Lanny Breuer’s Conflicts
NYT has a story based off a CREW FOIA for details of FBI’s investigations into John Ensign’s efforts to buy off his mistress’ husband. While the details show Ensign was even more sleazy than we knew, I’m at least as interested in this passage:
The Justice Department’s decision not to charge Mr. Ensign was widely seen as a sign of its skittishness about prosecuting and potentially losing public corruption cases in the wake of stinging courtroom defeats against former Senators Ted Stevens of Alaska and John Edwards of North Carolina. The documents confirm that speculation: In an internal email in 2011 assessing the chances of prosecuting Mr. Ensign, a top prosecutor wrote that “the legal theory is possible with the right facts” but that the “mere response” of helping a former Senate employee to find work “is not enough.” Another prosecutor wrote that “this is a really tough case to win.”

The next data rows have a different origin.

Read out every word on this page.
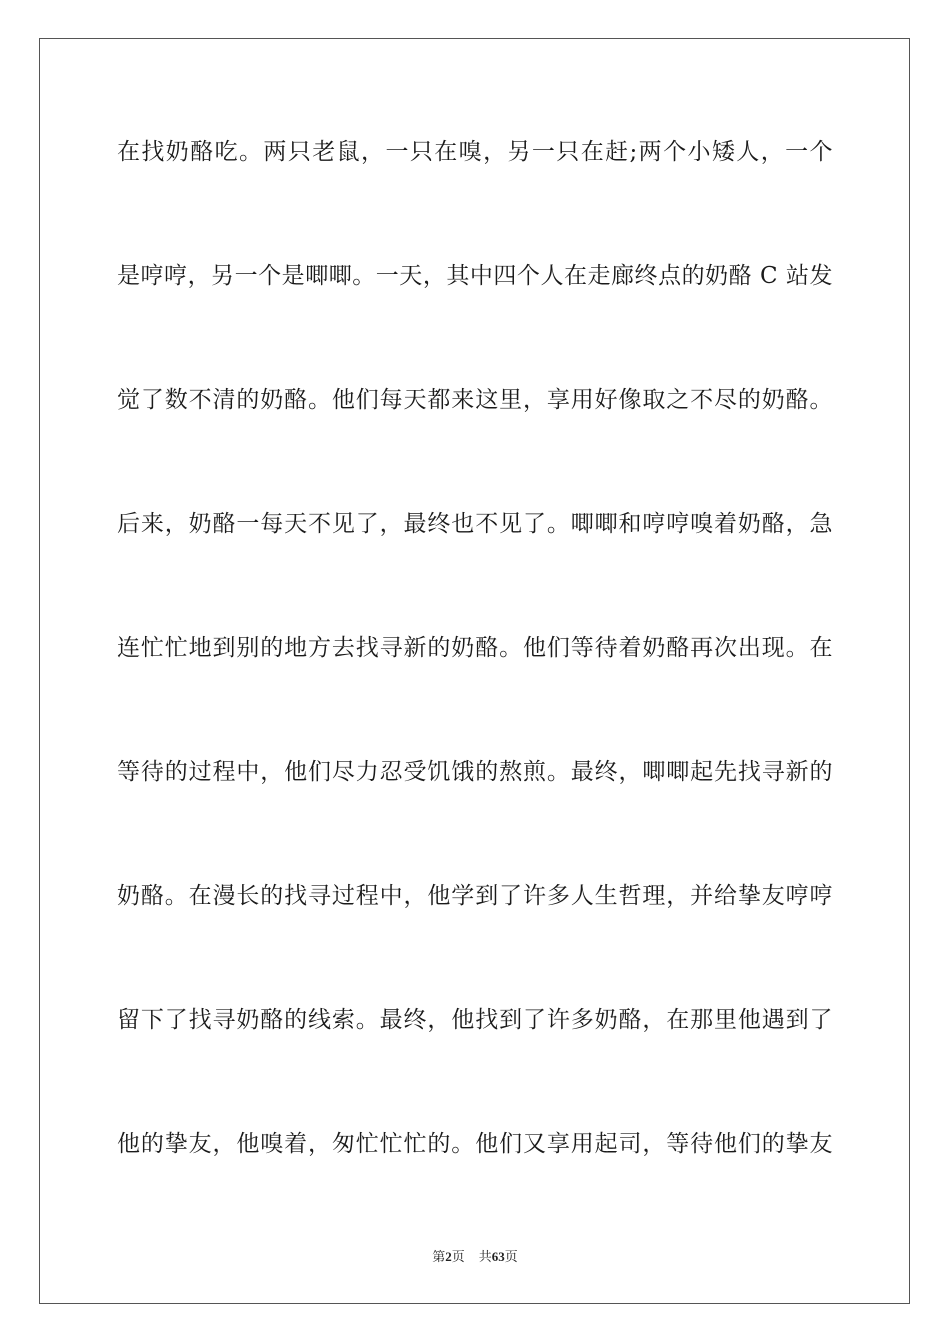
在找奶酪吃。两只老鼠，一只在嗅，另一只在赶;两个小矮人，一个
是哼哼，另一个是唧唧。一天，其中四个人在走廊终点的奶酪 C 站发
觉了数不清的奶酪。他们每天都来这里，享用好像取之不尽的奶酪。
后来，奶酪一每天不见了，最终也不见了。唧唧和哼哼嗅着奶酪，急
连忙忙地到别的地方去找寻新的奶酪。他们等待着奶酪再次出现。在
等待的过程中，他们尽力忍受饥饿的熬煎。最终，唧唧起先找寻新的
奶酪。在漫长的找寻过程中，他学到了许多人生哲理，并给挚友哼哼
留下了找寻奶酪的线索。最终，他找到了许多奶酪，在那里他遇到了
他的挚友，他嗅着，匆忙忙忙的。他们又享用起司，等待他们的挚友
第2页 共63页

The documents show that the investigation was also complicated by a legal conflict; Lanny A. Breuer, head of the Justice Department’s criminal division at the time, had worked with a defense lawyer in the Ensign camp at Mr. Breuer’s prior law firm, Covington & Burling. Mr. Breuer was temporarily recused from the Ensign investigation as a result of the conflict, the records show, but later got a waiver that allowed him to oversee it with certain restrictions, officials said.
In 2012, Mr. Breuer and the Justice Department decided not to bring criminal charges against Mr. Ensign.
Even the Senate (!) was willing to discipline Ensign. But DOJ chose not to. And at the center of that decision was Lanny Breuer, whose once and future firm, Covington & Burling, represented Ensign. And yet Breuer found a way to un-recuse himself from the case.
It is not at all a surprise that Breuer didn’t manage his conflicts well. I argued that he didn’t back in 2009, when he made the decision to bury Dick Cheney’s CIA leak investigation interview (and make no mention of his quasi-grand jury appearance), even though he had represented John Kiriakou in the CIA leak case (and in helping him avoid grand jury testimony, hide that Cheney and Libby knew Plame was CIA earlier than they said they did).
Ironically, that was also for a CREW FOIA.
Maybe CREW should just skip the interim step and FOIA all the times Breuer ignored the conflicts he had on issues he presided over?
Conflict of interest? Hah! There is always one overriding interest to be served by all of them put together, so, no conflicts. The fact that they have legally distinct roles to play and that supposedly one oversees and/or prosecutes the other, is not of importance. Kind of like the local prosecutor deciding whether to indict a cop.
PS: Is every government, in every country, like that?